Bien sûr, la réussite de tels services n’est possible que si l’offre proposée est premium, bien pensée, bien éditorialisée et irréprochable. Car si les fans conquis par le projet seront les meilleurs prescripteurs et seront fidèles tout au long de l’aventure, ils seront aussi ceux qui critiqueront le plus si le contenu baisse en qualité ou que leurs attentes ne sont pas satisfaites. C’est pourquoi, il faut absolument maîtriser le sujet en s’entourant de spécialistes de ces communautés pour proposer le contenu le plus pertinent. Les outils qui seront utilisés, principalement le marketing digital, et qui permettront de toucher ces fans, sur les bons canaux, au bon moment, et d’être à l’écoute de leurs retours, seront également primordiaux pour la réussite de ces offres.

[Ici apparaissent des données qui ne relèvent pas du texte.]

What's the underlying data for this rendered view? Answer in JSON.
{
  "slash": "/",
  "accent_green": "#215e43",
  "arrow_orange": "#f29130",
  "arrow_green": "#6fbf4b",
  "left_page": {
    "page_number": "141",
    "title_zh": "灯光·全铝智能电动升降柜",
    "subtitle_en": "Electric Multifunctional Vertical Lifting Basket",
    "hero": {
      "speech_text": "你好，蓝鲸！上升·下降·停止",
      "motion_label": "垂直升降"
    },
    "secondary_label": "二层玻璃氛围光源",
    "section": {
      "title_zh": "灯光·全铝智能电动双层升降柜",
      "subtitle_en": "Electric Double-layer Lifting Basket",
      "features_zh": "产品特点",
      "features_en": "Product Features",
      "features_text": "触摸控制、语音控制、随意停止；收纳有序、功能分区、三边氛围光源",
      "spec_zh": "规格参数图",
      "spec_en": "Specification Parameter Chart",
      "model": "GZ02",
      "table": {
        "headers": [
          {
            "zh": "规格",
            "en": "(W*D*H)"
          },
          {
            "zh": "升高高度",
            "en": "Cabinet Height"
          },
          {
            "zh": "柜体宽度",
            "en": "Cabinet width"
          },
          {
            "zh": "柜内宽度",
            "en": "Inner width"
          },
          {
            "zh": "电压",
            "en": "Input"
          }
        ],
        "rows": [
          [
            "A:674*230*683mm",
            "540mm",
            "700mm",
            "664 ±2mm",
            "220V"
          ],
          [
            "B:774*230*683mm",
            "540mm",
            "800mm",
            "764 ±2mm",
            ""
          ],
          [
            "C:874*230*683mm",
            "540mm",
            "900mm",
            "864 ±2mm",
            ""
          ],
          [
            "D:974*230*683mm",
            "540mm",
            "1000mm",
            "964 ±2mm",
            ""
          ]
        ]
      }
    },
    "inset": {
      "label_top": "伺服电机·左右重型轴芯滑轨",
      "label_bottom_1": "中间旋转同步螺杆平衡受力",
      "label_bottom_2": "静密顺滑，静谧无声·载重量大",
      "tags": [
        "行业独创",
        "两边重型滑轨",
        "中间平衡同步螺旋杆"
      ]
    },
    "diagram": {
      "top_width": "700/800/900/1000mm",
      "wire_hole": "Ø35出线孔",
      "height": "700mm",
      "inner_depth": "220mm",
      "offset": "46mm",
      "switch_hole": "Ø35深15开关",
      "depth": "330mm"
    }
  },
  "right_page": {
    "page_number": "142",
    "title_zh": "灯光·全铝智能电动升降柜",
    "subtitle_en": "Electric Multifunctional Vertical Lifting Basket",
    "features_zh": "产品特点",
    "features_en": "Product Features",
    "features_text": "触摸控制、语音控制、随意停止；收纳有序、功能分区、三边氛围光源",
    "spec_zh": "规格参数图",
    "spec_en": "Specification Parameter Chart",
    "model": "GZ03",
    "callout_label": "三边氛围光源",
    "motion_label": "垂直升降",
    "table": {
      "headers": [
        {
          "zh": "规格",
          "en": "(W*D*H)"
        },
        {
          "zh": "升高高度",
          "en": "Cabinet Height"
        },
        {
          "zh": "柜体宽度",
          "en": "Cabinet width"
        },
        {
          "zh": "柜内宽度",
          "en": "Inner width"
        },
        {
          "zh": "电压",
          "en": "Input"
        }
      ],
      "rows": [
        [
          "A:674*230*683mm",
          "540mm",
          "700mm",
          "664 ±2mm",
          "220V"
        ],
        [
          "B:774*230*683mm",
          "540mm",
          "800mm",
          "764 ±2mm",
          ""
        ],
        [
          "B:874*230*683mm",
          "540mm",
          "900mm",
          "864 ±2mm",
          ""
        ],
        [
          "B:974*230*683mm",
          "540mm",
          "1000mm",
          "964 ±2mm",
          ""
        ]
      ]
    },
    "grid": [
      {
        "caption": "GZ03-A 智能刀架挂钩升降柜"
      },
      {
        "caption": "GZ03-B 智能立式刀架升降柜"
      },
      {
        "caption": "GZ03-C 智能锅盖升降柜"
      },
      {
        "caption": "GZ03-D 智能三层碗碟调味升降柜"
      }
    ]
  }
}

Il y a donc sans doute de la place pour des acteurs locaux, qui auront toujours de l’avance sur les gros mastodontes, pour adresser le plus finement et intelligemment possible des communautés qui ne se satisfont pas totalement des offres généralistes, qui par définition auront vocation à s’adresser au plus grand nombre. Le salut des acteurs français, qui ne pourront pas se battre à armes égales sur le terrain des séries, des films et des gros documentaires, doit peut être passer par les niches.